Notes

Chapter 3: The World of Simple Programs

Section 9: Register Machines


Implementation [of register machines]

The state of a register machine at a particular step can be represented by the pair {n, list}, where n gives the position in the program of current instruction being executed (the "program counter") and list gives the values of the registers. The program for the register machine on page 99 can then be given as

{i[1], d[2, 1], i[2], d[1, 3], d[2, 1]}

where i[_] represents an increment instruction, and d[_, _] a decrement jump.

With this setup, the evolution of any register machine can be implemented using the functions (a typical initial condition is {1, {0, 0}})
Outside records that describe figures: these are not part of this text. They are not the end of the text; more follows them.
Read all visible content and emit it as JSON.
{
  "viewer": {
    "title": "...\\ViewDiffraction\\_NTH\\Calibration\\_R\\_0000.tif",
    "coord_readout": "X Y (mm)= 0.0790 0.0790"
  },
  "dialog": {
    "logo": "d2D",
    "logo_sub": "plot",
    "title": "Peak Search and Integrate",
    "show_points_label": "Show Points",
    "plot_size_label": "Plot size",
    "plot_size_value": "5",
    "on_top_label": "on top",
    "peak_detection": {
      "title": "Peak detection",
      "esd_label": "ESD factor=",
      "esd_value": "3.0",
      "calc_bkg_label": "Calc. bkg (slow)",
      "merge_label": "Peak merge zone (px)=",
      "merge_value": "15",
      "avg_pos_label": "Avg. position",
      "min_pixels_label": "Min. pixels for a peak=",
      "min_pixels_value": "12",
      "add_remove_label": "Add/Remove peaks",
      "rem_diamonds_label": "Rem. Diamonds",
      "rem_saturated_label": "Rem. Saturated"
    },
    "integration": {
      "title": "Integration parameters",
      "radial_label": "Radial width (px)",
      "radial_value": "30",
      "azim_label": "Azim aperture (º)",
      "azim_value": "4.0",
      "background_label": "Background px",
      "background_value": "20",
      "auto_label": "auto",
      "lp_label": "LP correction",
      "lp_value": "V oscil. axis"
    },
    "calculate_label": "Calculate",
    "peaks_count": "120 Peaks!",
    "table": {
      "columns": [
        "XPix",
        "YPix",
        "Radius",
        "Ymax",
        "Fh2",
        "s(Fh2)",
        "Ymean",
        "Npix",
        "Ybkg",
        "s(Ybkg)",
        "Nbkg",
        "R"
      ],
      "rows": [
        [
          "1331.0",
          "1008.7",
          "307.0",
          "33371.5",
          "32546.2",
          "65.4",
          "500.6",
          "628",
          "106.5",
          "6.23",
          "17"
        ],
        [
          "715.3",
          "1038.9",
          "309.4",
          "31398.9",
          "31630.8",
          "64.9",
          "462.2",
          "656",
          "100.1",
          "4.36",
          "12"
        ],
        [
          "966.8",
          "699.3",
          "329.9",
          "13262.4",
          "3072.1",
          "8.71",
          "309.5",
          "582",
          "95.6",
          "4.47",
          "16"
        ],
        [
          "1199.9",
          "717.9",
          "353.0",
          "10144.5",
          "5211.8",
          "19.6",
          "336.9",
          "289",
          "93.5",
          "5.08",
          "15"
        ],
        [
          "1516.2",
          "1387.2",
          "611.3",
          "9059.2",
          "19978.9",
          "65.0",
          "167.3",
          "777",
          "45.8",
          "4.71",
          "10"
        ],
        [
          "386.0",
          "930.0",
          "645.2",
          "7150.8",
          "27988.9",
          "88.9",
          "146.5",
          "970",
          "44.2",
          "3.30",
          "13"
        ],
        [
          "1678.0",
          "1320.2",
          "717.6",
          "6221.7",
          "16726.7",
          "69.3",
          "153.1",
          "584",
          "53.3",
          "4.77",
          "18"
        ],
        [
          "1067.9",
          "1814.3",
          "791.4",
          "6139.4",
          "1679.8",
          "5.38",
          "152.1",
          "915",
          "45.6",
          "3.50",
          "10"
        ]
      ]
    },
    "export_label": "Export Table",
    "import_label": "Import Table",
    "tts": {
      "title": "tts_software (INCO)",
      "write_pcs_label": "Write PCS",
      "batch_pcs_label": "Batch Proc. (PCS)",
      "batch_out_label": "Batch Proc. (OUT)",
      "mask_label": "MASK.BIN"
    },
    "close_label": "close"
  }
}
RMStep[prog_, {n_Integer, list_List}] := If[n > Length[prog], {n, list}, RMExecute[prog[[n]], {n, list}]] RMExecute[i[r_], {n_, list_}] := {n+1, MapAt[(# + 1)&, list, r]} RMExecute[d[r_, m_], {n_, list_}] := If[list[[r]] > 0, {m, MapAt[(# - 1)&, list, r]}, {n+1, list}] RMEvolveList[prog_, init:{_Integer, _List}, t_Integer] := NestList[RMStep[prog, #]&, init, t]

The total number of possible programs of length n using k registers is (k (1 + n))^n. Note that by prepending suitable i[r] instructions one can effectively set up initial conditions with arbitrary values in registers.